Lyrics
The album is not a concept album, however, several of the songs refer to "the hill" – a metaphor for greed and consumerism. The songs deal with the themes that Fish has always been passionate about – personal and social politics – but in single-song format. "State of Mind" and "Big Wedge" stand out as the most overtly political songs: "State of Mind" strongly articulates the growing civic disillusionment in the late Thatcher years, "Big Wedge" is an explicit criticism of capitalist greed, American society and policies (the cover of the single features Uncle Sam offering a wedge of dollar bills to the viewer). Incidentally, the lyric had earlier been vetoed by Marillion as "anti-American", they feared it might have hampered their entry into the U.S. market with the next album. Other songs express a more general disgust with materialism ("Vigil", "The Company", "View From The Hill"). "Family Business" refers to domestic violence, the bonus track "The Voyeur (I Like To Watch)" to TV voyeurism. Finally, "A Gentleman's Excuse Me" and "Cliché" are love songs.

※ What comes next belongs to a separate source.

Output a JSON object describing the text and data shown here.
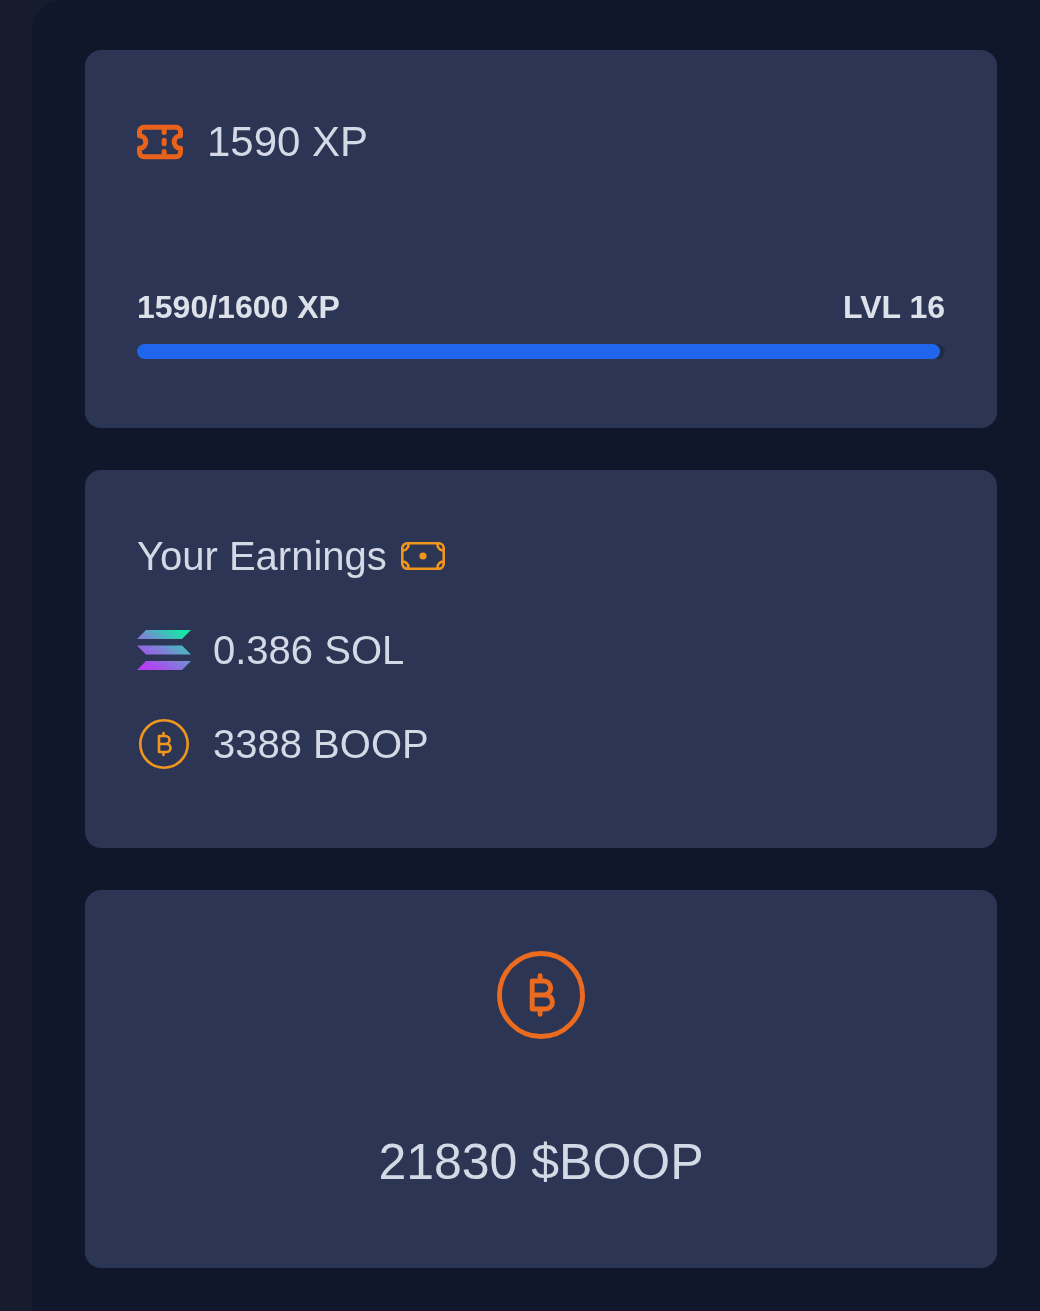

The phrase "wilderness of mirrors" is originally from T. S. Eliot's poem Gerontion, but has since become a widely used metaphor for disinformation in spy fiction, where Fish picked it up.
A number of the lyrical concepts on the album (most particularly, the Voice In the Crowd motif) can be heard in Marillion demo sessions released on the 1999 remaster of Clutching at Straws. These sessions were part of the writing process for Marillion's fifth studio album with Fish, which never came to fruition. Many of the musical ideas developed on those demos can be heard on Seasons End, the first Marillion album with Steve Hogarth.